Mondial: le rugby argentin veut voir maintenant la vie en grand
BUENOS AIRES (AFP) — Après un parcours historique dans le Mondial-2007, le rugby argentin veut maintenant voir la vie en grand et rester dans le peloton de tête des grandes équipes de l'ovalie, avec tout ce que cela représente comme bouleversements.
"Si les dirigeants ne font rien avec tout cela, c'est à se tuer", déclare ainsi Mario Ledesma, un des Pumas battus samedi par les Springboks en demi-finale, cité mardi par la presse argentine. La pression monte pour que les Pumas restent dans la cour des grands et participent enfin à un grand tournoi international, forts de leur quatrième place dans le classement de l'IRB (International Rugby Board, organe suprême du jeu).
Le président de l'IRB Syd Millar a déjà plaidé la cause des Pumas pour qu'ils intègrent le Tri-Nations de l'hémisphère sud. L'Argentine préférerait jouer le Tournoi des six nations en Europe, où évolue la très grande majorité des Pumas, mais l'IRB a déjà laissé entendre qu'il n'y avait plus de place dans ce tournoi.
Avec 38.000 licenciés, et près de 9.000 juniors, pour quelque 400 clubs, le rugby argentin est 100% amateur et la très grande majorité des Pumas sont obligés de s'exiler pour pouvoir joueur en professionnel, le plus souvent en France. Sur les 30 Pumas sélectionnés pour la Coupe du monde, seulement quatre jouent en Argentine et possèdent un statut amateur.
Pour garder son rang au niveau international, le rugby argentin doit changer et se donner les moyens de faire jouer ses sélectionnés qui parviennent difficilement à joueur ensemble cinq ou six matchs par an.
"Il me semble qu'il est nécessaire de donner un coup de barre, de mettre du sang neuf, des entraîneurs plus jeunes, incorporer des gens venus de l'étranger et changer la structure de l'Union argentine de rugby (la Fédération, ndlr)", juge ainsi Mario Ledesma. Mais ces changements à venir font aussi grincer des dents dans le monde feutré et policé du rugby argentin et ce même joueur reconnaît dans la foulée que les "ennemis" sont à l'intérieur même du petit monde du ballon ovale en Argentine.
"Un ancien dirigeant disait que si le rugby argentin se professionnalisait, il perdrait les valeurs inhérentes à ce sport. Pourtant, nous sommes professionnels depuis huit ans et nous avons démontré que ces valeurs sont plus présentes que jamais", déclare encore Mario Ledesma.

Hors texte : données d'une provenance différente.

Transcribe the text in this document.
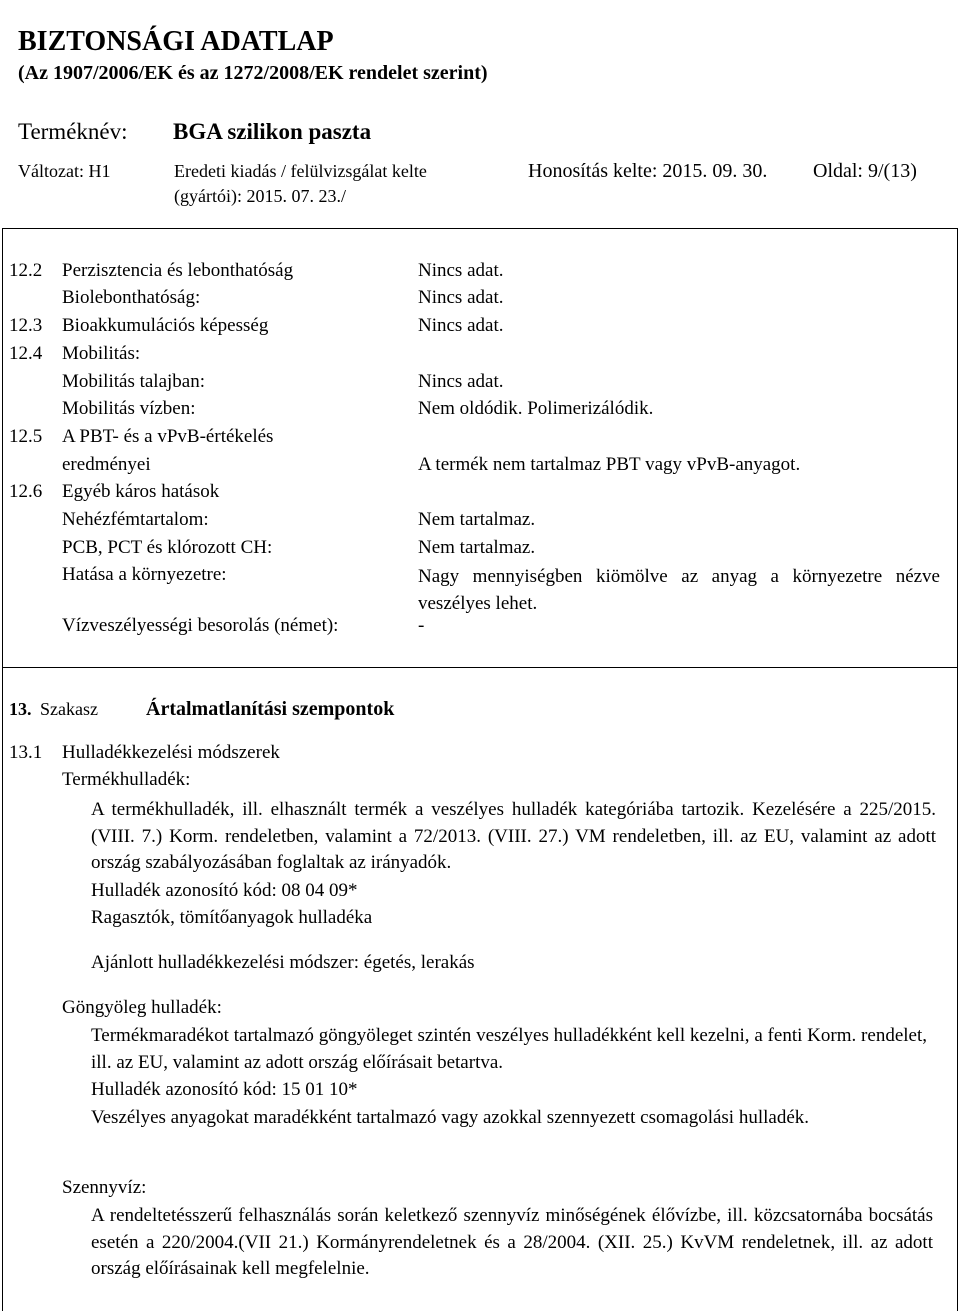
BIZTONSÁGI ADATLAP
(Az 1907/2006/EK és az 1272/2008/EK rendelet szerint)
Terméknév: BGA szilikon paszta
Változat: H1	Eredeti kiadás / felülvizsgálat kelte
(gyártói): 2015. 07. 23./
Honosítás kelte: 2015. 09. 30. Oldal: 9/(13)
12.2 Perzisztencia és lebonthatóság	Nincs adat.
Biolebonthatóság:	Nincs adat.
12.3 Bioakkumulációs képesség	Nincs adat.
12.4 Mobilitás:
Mobilitás talajban:	Nincs adat.
Mobilitás vízben:	Nem oldódik. Polimerizálódik.
12.5 A PBT- és a vPvB-értékelés
eredményei	A termék nem tartalmaz PBT vagy vPvB-anyagot.
12.6 Egyéb káros hatások
Nehézfémtartalom:	Nem tartalmaz.
PCB, PCT és klórozott CH:	Nem tartalmaz.
Hatása a környezetre:	Nagy mennyiségben kiömölve az anyag a környezetre nézve veszélyes lehet.
Vízveszélyességi besorolás (német):	-
13. Szakasz Ártalmatlanítási szempontok
13.1 Hulladékkezelési módszerek
Termékhulladék:
A termékhulladék, ill. elhasznált termék a veszélyes hulladék kategóriába tartozik. Kezelésére a 225/2015. (VIII. 7.) Korm. rendeletben, valamint a 72/2013. (VIII. 27.) VM rendeletben, ill. az EU, valamint az adott ország szabályozásában foglaltak az irányadók.
Hulladék azonosító kód: 08 04 09*
Ragasztók, tömítőanyagok hulladéka
Ajánlott hulladékkezelési módszer: égetés, lerakás
Göngyöleg hulladék:
Termékmaradékot tartalmazó göngyöleget szintén veszélyes hulladékként kell kezelni, a fenti Korm. rendelet, ill. az EU, valamint az adott ország előírásait betartva.
Hulladék azonosító kód: 15 01 10*
Veszélyes anyagokat maradékként tartalmazó vagy azokkal szennyezett csomagolási hulladék.
Szennyvíz:
A rendeltetésszerű felhasználás során keletkező szennyvíz minőségének élővízbe, ill. közcsatornába bocsátás esetén a 220/2004.(VII 21.) Kormányrendeletnek és a 28/2004. (XII. 25.) KvVM rendeletnek, ill. az adott ország előírásainak kell megfelelnie.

La "Pumamania" en Argentine, qui a vu des millions d'Argentins se passionner pour un ballon ovale au pays du football roi, pourrait faciliter ces changements, estime de son côté Jorge Busico, spécialiste du rugby et auteur du livre "Etre Puma".
On ne trouve plus de maillots des Pumas, on a changé l'horaire du sacro-saint super-clasico (le match de football entre Boca Juniors et River Plate) pour permettre aux fans de rugby de suivre aussi le match Argentine-Ecosse et de plus en plus de jeunes veulent jouer, signe que le rugby s'est popularisé, n'en déplaise à certains dirigeants, remarque ainsi ce journaliste spécialisé.
D'ailleurs, ajoute-t-il en citant le capitaine des Pumas Agustin Pichot, "cette équipe s'est rebellée contre le système, elle s'est battue contre l'establishment. Voilà la clé" de sa popularité.
Et de rappeler que les Pumas avaient menacé de faire grève en mai 2006 pour réclamer le versement de primes et de meilleures conditions financières et d'entraînement à une fédération résolument hostile à toute "professionnalisation", entendez par là, disent leurs détracteurs, à toute "contamination" populaire d'un sport surtout joué dans les beaux quartiers de la capitale argentine.
Les Pumas veulent aussi en finir avec cette image de sport d'élite qui colle à la peau du rugby en Argentine et certains d'entre eux voient d'un bon oeil les projets visant à encourager les jeunes les plus défavorisés à jouer au rugby comme celui de Virreyes dans la banlieue de Buenos Aires qui implique 400 jeunes de 6 à 19 ans.